There are other stories, too, some involving alleged assaults and abductions by Uber drivers or dirty tricks to sabotage rivals. In some cases — such as the driver who responded to a canceled pickup request by texting the customer that she was an animal and deserved her cancer — Uber has acted promptly: they fired the driver.

Kalanick apologized for Emil’s comments in a series of Twitter posts and the company said on Thursday that it has hired a law firm to audit the way it handles customer data. Even so, the calls are growing for Michael and/or Kalanick to go. The image of an arrogant company led by jerks — people who insist that they, and only they, have the secret for the way the world should unfold — has only grown. The company’s leaders came off appearing eager to pocket the profits, but less so to shoulder the responsibilities associated with serving customers, including fielding criticism.

Related: The Sharing Economy Takes a Giant Step Forward

This is a particular issue in Silicon Valley, perhaps, which isn’t just a hotbed of innovation but also the focal point of “bro-grammer” culture. It has become a vicious circle: With so many young men flocking to the area, it can be about as welcoming an environment to women as a fraternity house full of drunken undergraduates. Women fill only a fraction of the technical roles in Silicon Valley firms. 

And the jerks may be to blame. 

Will the Uber backlash lead to changes, or is the jerk gene inextricably linked with the gene for entrepreneurial success?

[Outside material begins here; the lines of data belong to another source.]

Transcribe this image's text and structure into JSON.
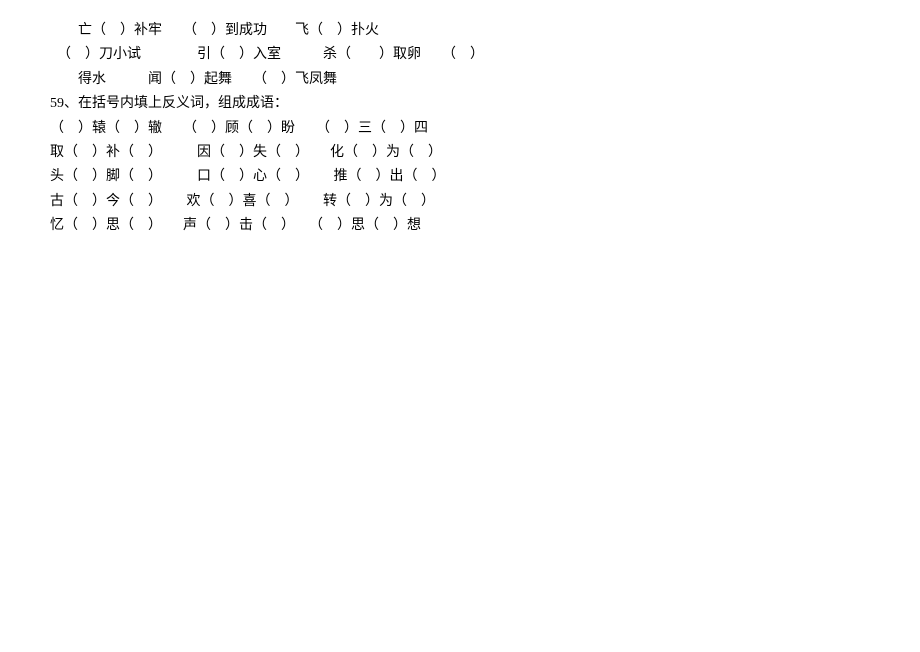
{
  "lines": [
    "　　亡（　）补牢　　（　）到成功　　飞（　）扑火　　",
    "　（　）刀小试　　　　引（　）入室　　　杀（　　）取卵　　（　）",
    "　　得水　　　闻（　）起舞　　（　）飞凤舞",
    "59、在括号内填上反义词，组成成语：",
    "（　）辕（　）辙　　（　）顾（　）盼　　（　）三（　）四",
    "取（　）补（　）　　　因（　）失（　）　　化（　）为（　）",
    "头（　）脚（　）　　　口（　）心（　）　　 推（　）出（　）",
    "古（　）今（　）　 　欢（　）喜（　）　 　转（　）为（　）",
    "忆（　）思（　）　　声（　）击（　）　　（　）思（　）想"
  ]
}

Does the struggle have to be a Darwinian one, with the fiercest competitor — the one willing to draw the most blood, throw the biggest temper tantrums, cross the most ethical boundaries — walking away with the prize?

If it is, where does that leave us? We’ve seen, time and time again, the consequences of pushing the envelope in the corporate sphere. The leaders of Enron, WorldCom, and Tyco did it. The investment banks did it in the years leading up to 2008. Rogue traders like Joseph Jett and Nick Leeson did it, and brought their financial institutions down with them. Jerks tend to be arrogant, and arrogance, too often, brings with it complacency. If you’re an investor, those are characteristics you really don’t want to see in a CEO.